Bob had no business building lobster neighborhoods. He’d been hired at the University of Maine as a marine ecologist in 1981 to study more arcane matters, like how long it took a sea urchin to eat a leaf of kelp. Bob had already made a name for himself piecing together an epic battle between coralline algae and vegetarian snails in the Caribbean, an evolutionary arms race th
at had transpired over millions of years. When Bob arrived in Maine he set out to examine the feeding patterns of herbivorous echinoderms and gastropod mollusks—the sort of blobs in shells that were known locally as urchins, snails, or limpets—but on his dives he was constantly distracted by lobsters. In the Caribbean Bob had sometimes glimpsed clawless spiny lobsters, but in Maine the lobsters were so plentiful and active that he had a hard time not playing with them. The animals seemed happy to oblige. When Bob checked his newly constructed neighborhood the next day, a pair of claws and antennae were poking out the entrance of every pipe.

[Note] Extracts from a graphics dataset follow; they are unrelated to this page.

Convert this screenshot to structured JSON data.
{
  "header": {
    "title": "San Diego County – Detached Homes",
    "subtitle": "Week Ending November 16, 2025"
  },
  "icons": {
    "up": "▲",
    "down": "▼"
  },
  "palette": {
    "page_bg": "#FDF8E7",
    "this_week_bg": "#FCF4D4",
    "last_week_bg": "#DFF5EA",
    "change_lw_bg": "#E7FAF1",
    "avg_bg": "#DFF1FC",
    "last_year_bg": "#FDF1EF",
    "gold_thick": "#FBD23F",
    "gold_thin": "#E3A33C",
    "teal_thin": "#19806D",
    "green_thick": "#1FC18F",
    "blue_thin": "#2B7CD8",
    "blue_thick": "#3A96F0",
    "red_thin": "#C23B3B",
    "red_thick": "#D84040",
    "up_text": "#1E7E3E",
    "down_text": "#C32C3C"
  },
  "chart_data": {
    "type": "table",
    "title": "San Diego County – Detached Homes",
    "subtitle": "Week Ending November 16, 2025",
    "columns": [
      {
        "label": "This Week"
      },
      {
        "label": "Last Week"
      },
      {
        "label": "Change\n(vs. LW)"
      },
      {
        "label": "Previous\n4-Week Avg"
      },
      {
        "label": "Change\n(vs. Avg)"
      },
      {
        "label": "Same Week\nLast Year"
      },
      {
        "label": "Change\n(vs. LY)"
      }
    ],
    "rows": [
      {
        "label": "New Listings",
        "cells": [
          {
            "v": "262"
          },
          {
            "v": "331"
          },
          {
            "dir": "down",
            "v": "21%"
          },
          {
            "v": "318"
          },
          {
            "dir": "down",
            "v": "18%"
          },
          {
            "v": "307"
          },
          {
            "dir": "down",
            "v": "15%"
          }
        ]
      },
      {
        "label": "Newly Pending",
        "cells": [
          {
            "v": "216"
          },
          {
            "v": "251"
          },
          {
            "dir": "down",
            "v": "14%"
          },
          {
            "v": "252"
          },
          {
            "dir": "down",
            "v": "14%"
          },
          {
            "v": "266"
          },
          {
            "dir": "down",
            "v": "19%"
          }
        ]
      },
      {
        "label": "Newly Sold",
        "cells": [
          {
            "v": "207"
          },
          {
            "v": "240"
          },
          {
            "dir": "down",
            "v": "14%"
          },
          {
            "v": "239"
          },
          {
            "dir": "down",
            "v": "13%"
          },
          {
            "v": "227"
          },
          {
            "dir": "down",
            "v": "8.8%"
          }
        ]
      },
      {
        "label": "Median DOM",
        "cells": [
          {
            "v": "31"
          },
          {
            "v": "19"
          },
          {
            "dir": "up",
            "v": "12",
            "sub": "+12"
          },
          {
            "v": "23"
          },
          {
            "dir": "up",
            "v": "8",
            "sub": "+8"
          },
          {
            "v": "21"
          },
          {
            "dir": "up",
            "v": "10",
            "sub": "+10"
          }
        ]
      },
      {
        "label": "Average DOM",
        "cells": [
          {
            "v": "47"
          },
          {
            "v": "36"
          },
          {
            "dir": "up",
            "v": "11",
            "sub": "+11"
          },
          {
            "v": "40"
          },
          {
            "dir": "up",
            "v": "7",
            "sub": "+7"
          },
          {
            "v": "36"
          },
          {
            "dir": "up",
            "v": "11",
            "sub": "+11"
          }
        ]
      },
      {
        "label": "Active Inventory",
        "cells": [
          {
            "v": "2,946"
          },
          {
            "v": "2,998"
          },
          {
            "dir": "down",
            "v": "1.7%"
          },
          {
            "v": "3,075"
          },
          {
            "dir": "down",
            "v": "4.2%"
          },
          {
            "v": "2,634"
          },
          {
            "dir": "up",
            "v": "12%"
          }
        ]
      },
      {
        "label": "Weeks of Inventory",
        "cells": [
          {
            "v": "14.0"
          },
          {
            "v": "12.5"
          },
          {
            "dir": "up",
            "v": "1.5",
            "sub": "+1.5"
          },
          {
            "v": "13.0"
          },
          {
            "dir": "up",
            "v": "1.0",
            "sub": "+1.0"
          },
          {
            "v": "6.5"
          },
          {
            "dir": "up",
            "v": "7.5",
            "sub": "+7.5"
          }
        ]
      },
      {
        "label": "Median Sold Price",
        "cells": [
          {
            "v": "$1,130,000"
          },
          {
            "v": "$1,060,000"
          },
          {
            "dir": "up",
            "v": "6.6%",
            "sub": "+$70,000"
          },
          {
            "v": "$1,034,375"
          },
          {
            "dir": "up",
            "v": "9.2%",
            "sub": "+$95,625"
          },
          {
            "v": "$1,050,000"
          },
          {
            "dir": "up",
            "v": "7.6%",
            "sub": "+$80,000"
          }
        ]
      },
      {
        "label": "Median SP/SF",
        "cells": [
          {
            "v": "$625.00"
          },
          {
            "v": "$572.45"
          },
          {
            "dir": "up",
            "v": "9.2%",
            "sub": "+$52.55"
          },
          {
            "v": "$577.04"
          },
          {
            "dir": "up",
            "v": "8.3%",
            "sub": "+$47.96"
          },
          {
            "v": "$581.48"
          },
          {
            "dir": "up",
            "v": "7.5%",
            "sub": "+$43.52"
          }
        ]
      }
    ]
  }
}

“Shit,” Bob said to himself, “why the hell am I studying limpets?”
Getting underwater had been an obsession for Bob ever since his boyhood summers at his grandparents’ house on Lake Hopatcong in New Jersey. By the age of ten Bob had set a family record by swimming the four miles across the lake and back, but the surface of the water wasn’t what interested him. He devised a makeshift scuba tank from a plastic-lined canvas sack. The buoyancy of the air-filled bag prevented him from reaching the bottom, so he tied window-sash weights made of lead around his waist to drag him down. His friend on shore was supposed to replenish the air in the bag through a garden hose attached to a bicycle pump. Bob had been on the bottom watching a crayfish for more than an hour when he got a headache. Surfacing, he found that his friend had abandoned the pump and gone fishing.
Now in Maine, Bob tried observing lobster behavior the same way he’d watched crayfish as a kid. Even with proper scuba gear, however, it was nearly impossible because lobsters could detect the minutest movements of water. If Bob tried to sneak up on a lobster that was foraging or searching for a shelter, the animal sensed the pressure waves emitted by the bubbles from Bob’s scuba regulator, stopped what it was doing, and turned to face him, its claws raised.